Bu tür durumlarda en iyi taktik karşı soruyla atağa geçmek:

- Siz "ekonomi nasıl gidiyor, durum gerçekten iyi mi" derken hangi ekonomiyi kastediyorsunuz, vatandaş olarak kendi ekonominizi mi, ülke ekonomisini mi?

- (…)

- Bakın ikisi birbirinden çok farklı. Ülke ekonomisi iyi gidiyor olabilir, ama bu durum vatandaşa aynı ölçüde yansımayabilir. Hatta, ülke ekonomisinin iyi gidiyor olması, kimi zaman vatandaşın aleyhine gelişmeler yaşandığını gösterebilir.

- Nasıl yani?

- En basit örnek vergi. Son zamanlarda vergi oranları artırılmadı mı; içkide, sigarada. Bu artış sayesinde bütçe dengeleri daha sağlamlaştı, ancak vatandaşın harcaması arttı. Yani ülke ekonomisindeki iyileşme, vatandaşın ekonomisindeki bozulmayla sağlandı

- Evet doğru… Peki Türkiye ekonomisi gerçekten daha iyi durumda mı, en azından Avrupa ile kıyaslandığında?
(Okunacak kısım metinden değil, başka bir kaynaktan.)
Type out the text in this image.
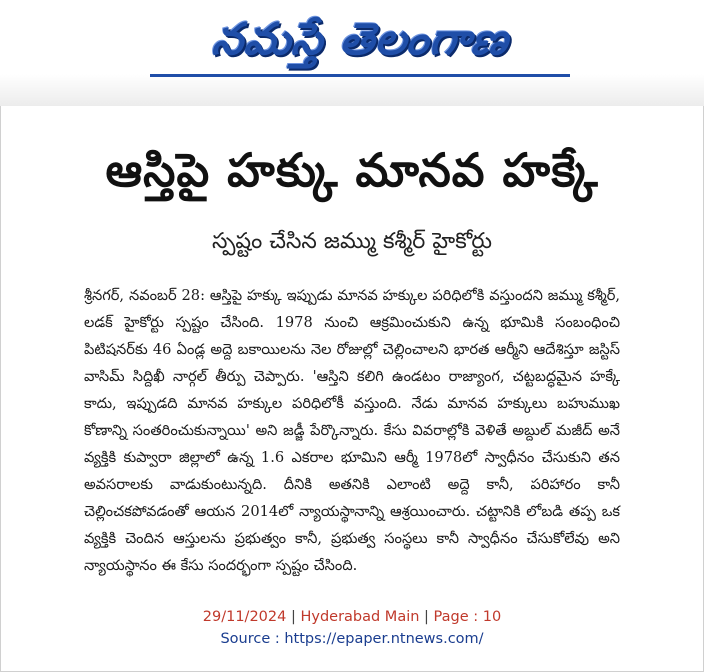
నమస్తే తెలంగాణ
ఆస్తిపై హక్కు మానవ హక్కే
స్పష్టం చేసిన జమ్ము కశ్మీర్ హైకోర్టు

శ్రీనగర్, నవంబర్ 28: ఆస్తిపై హక్కు ఇప్పుడు మానవ హక్కుల పరిధిలోకి వస్తుందని జమ్ము కశ్మీర్, లడక్ హైకోర్టు స్పష్టం చేసింది. 1978 నుంచి ఆక్రమించుకుని ఉన్న భూమికి సంబంధించి పిటిషనర్‌కు 46 ఏండ్ల అద్దె బకాయిలను నెల రోజుల్లో చెల్లించాలని భారత ఆర్మీని ఆదేశిస్తూ జస్టిస్ వాసిమ్ సిద్దిఖీ నార్గల్ తీర్పు చెప్పారు. 'ఆస్తిని కలిగి ఉండటం రాజ్యాంగ, చట్టబద్ధమైన హక్కే కాదు, ఇప్పుడది మానవ హక్కుల పరిధిలోకీ వస్తుంది. నేడు మానవ హక్కులు బహుముఖ కోణాన్ని సంతరించుకున్నాయి' అని జడ్జీ పేర్కొన్నారు. కేసు వివరాల్లోకి వెళితే అబ్దుల్ మజీద్ అనే వ్యక్తికి కుప్వారా జిల్లాలో ఉన్న 1.6 ఎకరాల భూమిని ఆర్మీ 1978లో స్వాధీనం చేసుకుని తన అవసరాలకు వాడుకుంటున్నది. దీనికి అతనికి ఎలాంటి అద్దె కానీ, పరిహారం కానీ చెల్లించకపోవడంతో ఆయన 2014లో న్యాయస్థానాన్ని ఆశ్రయించారు. చట్టానికి లోబడి తప్ప ఒక వ్యక్తికి చెందిన ఆస్తులను ప్రభుత్వం కానీ, ప్రభుత్వ సంస్థలు కానీ స్వాధీనం చేసుకోలేవు అని న్యాయస్థానం ఈ కేసు సందర్భంగా స్పష్టం చేసింది.

29/11/2024 | Hyderabad Main | Page : 10
Source : https://epaper.ntnews.com/
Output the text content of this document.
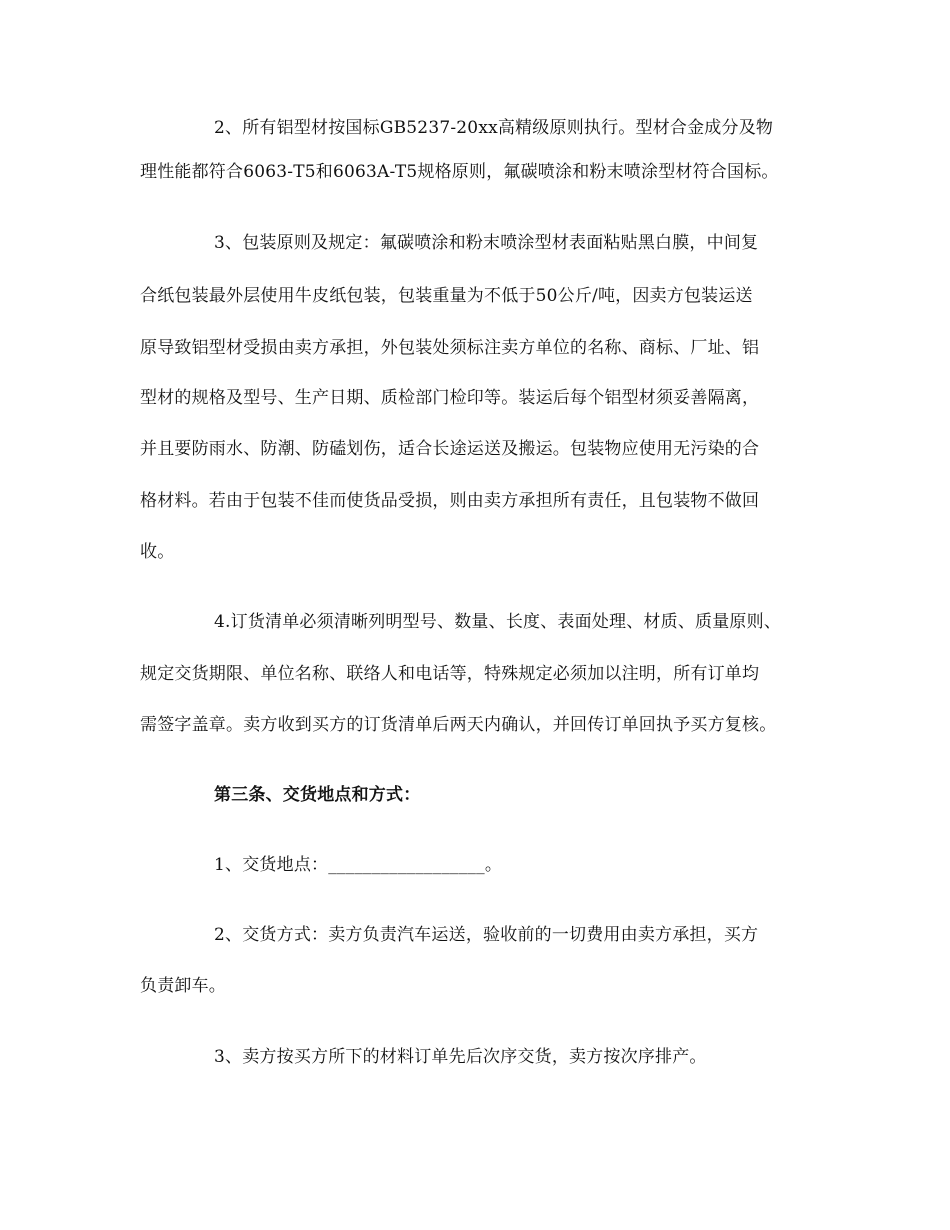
2、所有铝型材按国标GB5237-20xx高精级原则执行。型材合金成分及物
理性能都符合6063-T5和6063A-T5规格原则，氟碳喷涂和粉末喷涂型材符合国标。
3、包装原则及规定：氟碳喷涂和粉末喷涂型材表面粘贴黑白膜，中间复
合纸包装最外层使用牛皮纸包装，包装重量为不低于50公斤/吨，因卖方包装运送
原导致铝型材受损由卖方承担，外包装处须标注卖方单位的名称、商标、厂址、铝
型材的规格及型号、生产日期、质检部门检印等。装运后每个铝型材须妥善隔离，
并且要防雨水、防潮、防磕划伤，适合长途运送及搬运。包装物应使用无污染的合
格材料。若由于包装不佳而使货品受损，则由卖方承担所有责任，且包装物不做回
收。
4.订货清单必须清晰列明型号、数量、长度、表面处理、材质、质量原则、
规定交货期限、单位名称、联络人和电话等，特殊规定必须加以注明，所有订单均
需签字盖章。卖方收到买方的订货清单后两天内确认，并回传订单回执予买方复核。
第三条、交货地点和方式：
1、交货地点：__________________。
2、交货方式：卖方负责汽车运送，验收前的一切费用由卖方承担，买方
负责卸车。
3、卖方按买方所下的材料订单先后次序交货，卖方按次序排产。
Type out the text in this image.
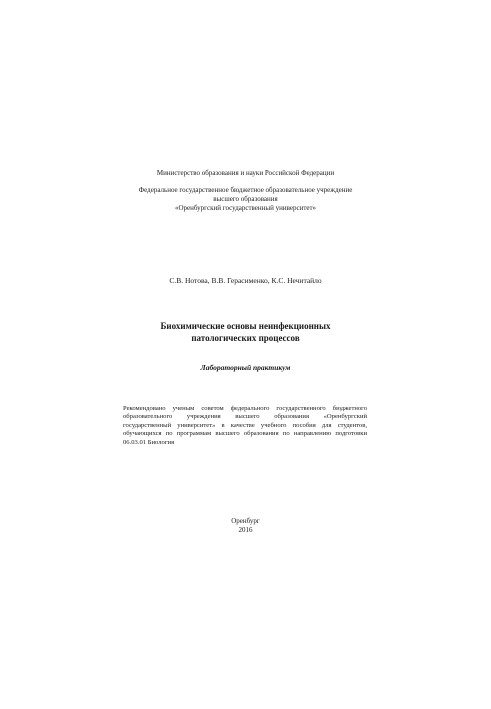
Министерство образования и науки Российской Федерации
Федеральное государственное бюджетное образовательное учреждение
высшего образования
«Оренбургский государственный университет»
С.В. Нотова, В.В. Герасименко, К.С. Нечитайло
Биохимические основы неинфекционных
патологических процессов
Лабораторный практикум
Рекомендовано ученым советом федерального государственного бюджетного
образовательного учреждения высшего образования «Оренбургский
государственный университет» в качестве учебного пособия для студентов,
обучающихся по программам высшего образования по направлению подготовки
06.03.01 Биология
Оренбург
2016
- Kesinlikle öyle, ama şu da bir gerçek. Avrupa'da bazı ülkeler zor durumda, ama o ülkelerin vatandaşlarının durumu bizim vatandaşlarımızın durumundan genel olarak daha iyi.

- O nasıl oluyor?

- Burada temel ölçü kişi başına gelir. Ama o teknik bir ölçü aslında. Şunu biliyoruz ki çoğu Avrupa ülkesinin refah düzeyi, Türkiye'deki refah düzeyinin kat kat üstünde. Aramızda çok büyük fark var. O ülkelerdeki sancı da bu refah düzeyinden biraz fedakarlık yapılması istendiği için çıkıyor biraz da.

- Karışık bir konu gibi görünüyor…

- Pek değil aslında, ama vatandaş ekonomisinin nasıl gittiğini görmek için etrafınızdaki kiralık dükkan sayısının geçmişe göre artıp artmadığına da bakabilirsiniz; bu, iyi bir göstergedir.

- Doğru, kiralık dükkan sayısı son zamanlarda çok fazla artış gösterdi, hem de çok merkezi yerlerde bile…

- Öyleyse şimdi siz söyleyin, ekonomi nasıl gidiyor?

İtalya, Yunanistan, Portekiz, İrlanda ve son olarak İspanya. Ekonomideki bozulma ve geri dönülmez bir yola girilmesi, iktidarları alaşağı ediyor. İktidar partileri tarihi hezimetlere uğruyor.

Biz bu filmi görmüştük! 2001'de krizi daha hafif atlatabilme şansını yakalayabilecekken, yangına körükle gidip Cumhuriyet tarihinin en büyük krizinin ortaya çıkmasına yol açan koalisyon ortağı siyasi partiler bir sonraki seçimde değil iktidardan düşmek, Meclise bile girememek gerçeğiyle yüz yüze kalmadılar mı…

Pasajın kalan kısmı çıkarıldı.